Classical or geometric optics, sometimes called ray optics is the branch of optics that describes light propagation in terms of rays. Rays are bent at the interface between two dissimilar media, and may be curved in a medium in which the refractive index is a function of position. The ray in geometric optics is perpendicular to the wavefront in physical optics.

  • reflection

  • refraction

  • diffraction

  • dispersion

  • polarization

  • coherence

  • scattering

  • ray and wave theories of optics

  • Fourier optics

  • Fermat's principle

  • gradient index optics

  • optical lens design

  • fabrication and testing (optical components)

Geometric optics of:

  • lenses

  • mirrors

  • prisms

  • optical instruments

Modern Optics

Modern Optics is a term used to describe areas of optical science and engineering that became popular in the 20th century.

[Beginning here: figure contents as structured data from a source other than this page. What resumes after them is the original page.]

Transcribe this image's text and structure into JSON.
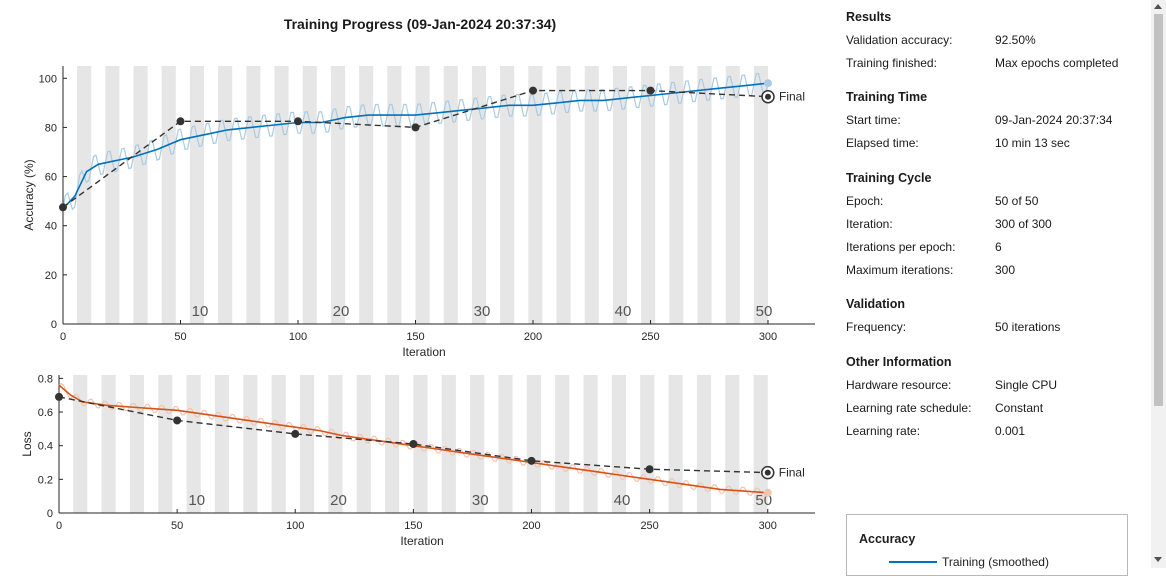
{
  "plot_title": "Training Progress (09-Jan-2024 20:37:34)",
  "colors": {
    "accuracy_line": "#0072bd",
    "accuracy_raw": "#a9cbe3",
    "loss_line": "#d95319",
    "loss_raw": "#f2c5ae",
    "validation": "#333333",
    "epoch_band": "#e6e6e6"
  },
  "chart_data": [
    {
      "type": "line",
      "ylabel": "Accuracy (%)",
      "xlabel": "Iteration",
      "xlim": [
        0,
        320
      ],
      "ylim": [
        0,
        105
      ],
      "x_ticks": [
        0,
        50,
        100,
        150,
        200,
        250,
        300
      ],
      "y_ticks": [
        0,
        20,
        40,
        60,
        80,
        100
      ],
      "epoch_labels": [
        10,
        20,
        30,
        40,
        50
      ],
      "series": [
        {
          "role": "training-smoothed",
          "x": [
            0,
            5,
            10,
            15,
            20,
            25,
            30,
            40,
            50,
            60,
            70,
            80,
            90,
            100,
            110,
            120,
            130,
            140,
            150,
            160,
            170,
            180,
            190,
            200,
            210,
            220,
            230,
            240,
            250,
            260,
            270,
            280,
            290,
            300
          ],
          "y": [
            47,
            52,
            62,
            65,
            66,
            67,
            68,
            71,
            75,
            77,
            79,
            80,
            81,
            82,
            82,
            84,
            85,
            85,
            85,
            86,
            87,
            88,
            89,
            89,
            90,
            91,
            91,
            92,
            93,
            94,
            95,
            96,
            97,
            98
          ]
        },
        {
          "role": "validation",
          "name": "Final",
          "x": [
            0,
            50,
            100,
            150,
            200,
            250,
            300
          ],
          "y": [
            47.5,
            82.5,
            82.5,
            80,
            95,
            95,
            92.5
          ]
        }
      ]
    },
    {
      "type": "line",
      "ylabel": "Loss",
      "xlabel": "Iteration",
      "xlim": [
        0,
        320
      ],
      "ylim": [
        0,
        0.82
      ],
      "x_ticks": [
        0,
        50,
        100,
        150,
        200,
        250,
        300
      ],
      "y_ticks": [
        0,
        0.2,
        0.4,
        0.6,
        0.8
      ],
      "y_tick_labels": [
        "0",
        "0.2",
        "0.4",
        "0.6",
        "0.8"
      ],
      "epoch_labels": [
        10,
        20,
        30,
        40,
        50
      ],
      "series": [
        {
          "role": "training-smoothed",
          "x": [
            0,
            5,
            10,
            15,
            20,
            30,
            40,
            50,
            60,
            70,
            80,
            90,
            100,
            110,
            120,
            130,
            140,
            150,
            160,
            170,
            180,
            190,
            200,
            210,
            220,
            230,
            240,
            250,
            260,
            270,
            280,
            290,
            300
          ],
          "y": [
            0.76,
            0.7,
            0.66,
            0.65,
            0.64,
            0.63,
            0.62,
            0.61,
            0.59,
            0.57,
            0.55,
            0.53,
            0.51,
            0.49,
            0.46,
            0.44,
            0.42,
            0.4,
            0.38,
            0.36,
            0.34,
            0.32,
            0.3,
            0.28,
            0.26,
            0.24,
            0.22,
            0.2,
            0.18,
            0.16,
            0.14,
            0.13,
            0.12
          ]
        },
        {
          "role": "validation",
          "name": "Final",
          "x": [
            0,
            50,
            100,
            150,
            200,
            250,
            300
          ],
          "y": [
            0.69,
            0.55,
            0.47,
            0.41,
            0.31,
            0.26,
            0.24
          ]
        }
      ]
    }
  ],
  "info": {
    "results": {
      "title": "Results",
      "rows": [
        {
          "label": "Validation accuracy:",
          "value": "92.50%"
        },
        {
          "label": "Training finished:",
          "value": "Max epochs completed"
        }
      ]
    },
    "training_time": {
      "title": "Training Time",
      "rows": [
        {
          "label": "Start time:",
          "value": "09-Jan-2024 20:37:34"
        },
        {
          "label": "Elapsed time:",
          "value": "10 min 13 sec"
        }
      ]
    },
    "training_cycle": {
      "title": "Training Cycle",
      "rows": [
        {
          "label": "Epoch:",
          "value": "50 of 50"
        },
        {
          "label": "Iteration:",
          "value": "300 of 300"
        },
        {
          "label": "Iterations per epoch:",
          "value": "6"
        },
        {
          "label": "Maximum iterations:",
          "value": "300"
        }
      ]
    },
    "validation": {
      "title": "Validation",
      "rows": [
        {
          "label": "Frequency:",
          "value": "50 iterations"
        }
      ]
    },
    "other": {
      "title": "Other Information",
      "rows": [
        {
          "label": "Hardware resource:",
          "value": "Single CPU"
        },
        {
          "label": "Learning rate schedule:",
          "value": "Constant"
        },
        {
          "label": "Learning rate:",
          "value": "0.001"
        }
      ]
    }
  },
  "legend": {
    "title": "Accuracy",
    "items": [
      {
        "label": "Training (smoothed)"
      }
    ]
  }
}
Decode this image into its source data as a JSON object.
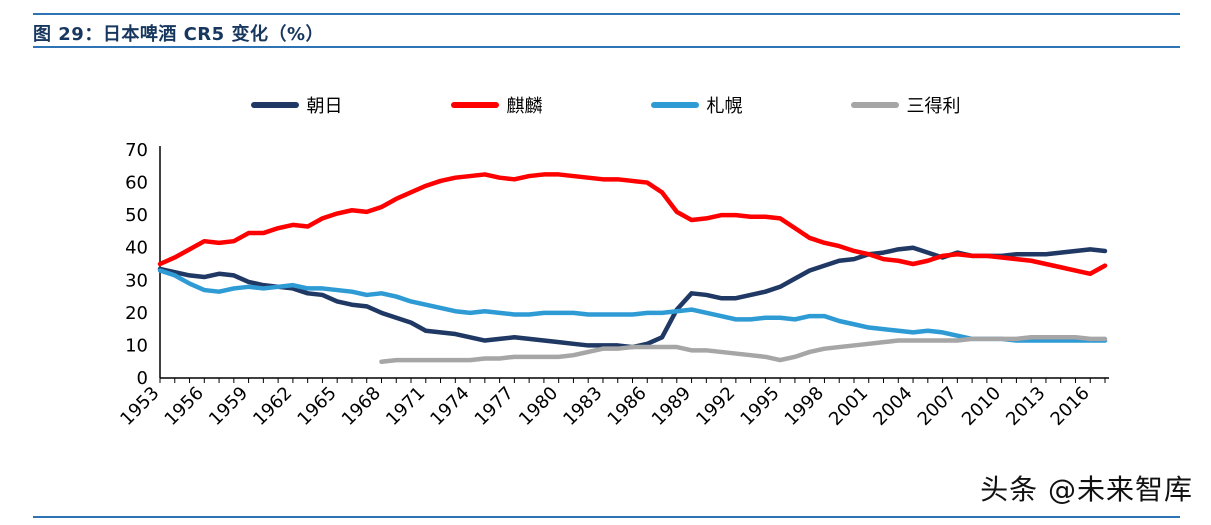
{
  "header": {
    "title": "图 29：日本啤酒 CR5 变化（%）"
  },
  "watermark": "头条 @未来智库",
  "colors": {
    "accent_line": "#2E74B5",
    "title_text": "#17375E",
    "axis": "#000000"
  },
  "chart_data": {
    "type": "line",
    "title": "日本啤酒 CR5 变化（%）",
    "xlabel": "",
    "ylabel": "",
    "x_start": 1953,
    "x_end": 2017,
    "ylim": [
      0,
      70
    ],
    "y_ticks": [
      0,
      10,
      20,
      30,
      40,
      50,
      60,
      70
    ],
    "x_ticks": [
      1953,
      1956,
      1959,
      1962,
      1965,
      1968,
      1971,
      1974,
      1977,
      1980,
      1983,
      1986,
      1989,
      1992,
      1995,
      1998,
      2001,
      2004,
      2007,
      2010,
      2013,
      2016
    ],
    "grid": false,
    "legend_position": "top",
    "series": [
      {
        "name": "朝日",
        "color": "#1F3864",
        "start_year": 1953,
        "values": [
          33.5,
          32.5,
          31.5,
          31,
          32,
          31.5,
          29.5,
          28.5,
          28,
          27.5,
          26,
          25.5,
          23.5,
          22.5,
          22,
          20,
          18.5,
          17,
          14.5,
          14,
          13.5,
          12.5,
          11.5,
          12,
          12.5,
          12,
          11.5,
          11,
          10.5,
          10,
          10,
          10,
          9.5,
          10.5,
          12.5,
          21,
          26,
          25.5,
          24.5,
          24.5,
          25.5,
          26.5,
          28,
          30.5,
          33,
          34.5,
          36,
          36.5,
          38,
          38.5,
          39.5,
          40,
          38.5,
          37,
          38.5,
          37.5,
          37.5,
          37.5,
          38,
          38,
          38,
          38.5,
          39,
          39.5,
          39
        ]
      },
      {
        "name": "麒麟",
        "color": "#FF0000",
        "start_year": 1953,
        "values": [
          35,
          37,
          39.5,
          42,
          41.5,
          42,
          44.5,
          44.5,
          46,
          47,
          46.5,
          49,
          50.5,
          51.5,
          51,
          52.5,
          55,
          57,
          59,
          60.5,
          61.5,
          62,
          62.5,
          61.5,
          61,
          62,
          62.5,
          62.5,
          62,
          61.5,
          61,
          61,
          60.5,
          60,
          57,
          51,
          48.5,
          49,
          50,
          50,
          49.5,
          49.5,
          49,
          46,
          43,
          41.5,
          40.5,
          39,
          38,
          36.5,
          36,
          35,
          36,
          37.5,
          38,
          37.5,
          37.5,
          37,
          36.5,
          36,
          35,
          34,
          33,
          32,
          34.5
        ]
      },
      {
        "name": "札幌",
        "color": "#2E9BD5",
        "start_year": 1953,
        "values": [
          33,
          31.5,
          29,
          27,
          26.5,
          27.5,
          28,
          27.5,
          28,
          28.5,
          27.5,
          27.5,
          27,
          26.5,
          25.5,
          26,
          25,
          23.5,
          22.5,
          21.5,
          20.5,
          20,
          20.5,
          20,
          19.5,
          19.5,
          20,
          20,
          20,
          19.5,
          19.5,
          19.5,
          19.5,
          20,
          20,
          20.5,
          21,
          20,
          19,
          18,
          18,
          18.5,
          18.5,
          18,
          19,
          19,
          17.5,
          16.5,
          15.5,
          15,
          14.5,
          14,
          14.5,
          14,
          13,
          12,
          12,
          12,
          11.5,
          11.5,
          11.5,
          11.5,
          11.5,
          11.5,
          11.5
        ]
      },
      {
        "name": "三得利",
        "color": "#A6A6A6",
        "start_year": 1968,
        "values": [
          5,
          5.5,
          5.5,
          5.5,
          5.5,
          5.5,
          5.5,
          6,
          6,
          6.5,
          6.5,
          6.5,
          6.5,
          7,
          8,
          9,
          9,
          9.5,
          9.5,
          9.5,
          9.5,
          8.5,
          8.5,
          8,
          7.5,
          7,
          6.5,
          5.5,
          6.5,
          8,
          9,
          9.5,
          10,
          10.5,
          11,
          11.5,
          11.5,
          11.5,
          11.5,
          11.5,
          12,
          12,
          12,
          12,
          12.5,
          12.5,
          12.5,
          12.5,
          12,
          12
        ]
      }
    ]
  }
}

These areas of optical science typically relate to the electromagnetic or quantum properties of light but do include other topics.

  • quantum optics

  • Jones calculus

  • lasers

  • holography

  • crystal optics

  • nonlinear optics

  • statistical optics

  • physical optics

  • Fourier optics

  • diffractive optics

  • guided-wave optics

  • integrated optics

  • non-imaging optics

  • thin-film optics

  • optical pattern recognition

  • optical processors

  • micro-optics

  • radiometry

  • photometry

  • optical modeling and simulation methods

Other Optical Fields

  • color science

  • illumination engineering

  • human visual system

  • optical communication systems

  • image processing

  • pattern recognition

  • thermal physics - radiative heat transfer

  • optical data storage (science of)

  • electronic displays (science of)

  • photography (science of)

  • information theory

  • material science - optical properties

  • optical computers

Everyday optics

Optics is part of everyday life. Rainbows and appearances of Fata Morgana or the Green ray are examples of optical phenomena.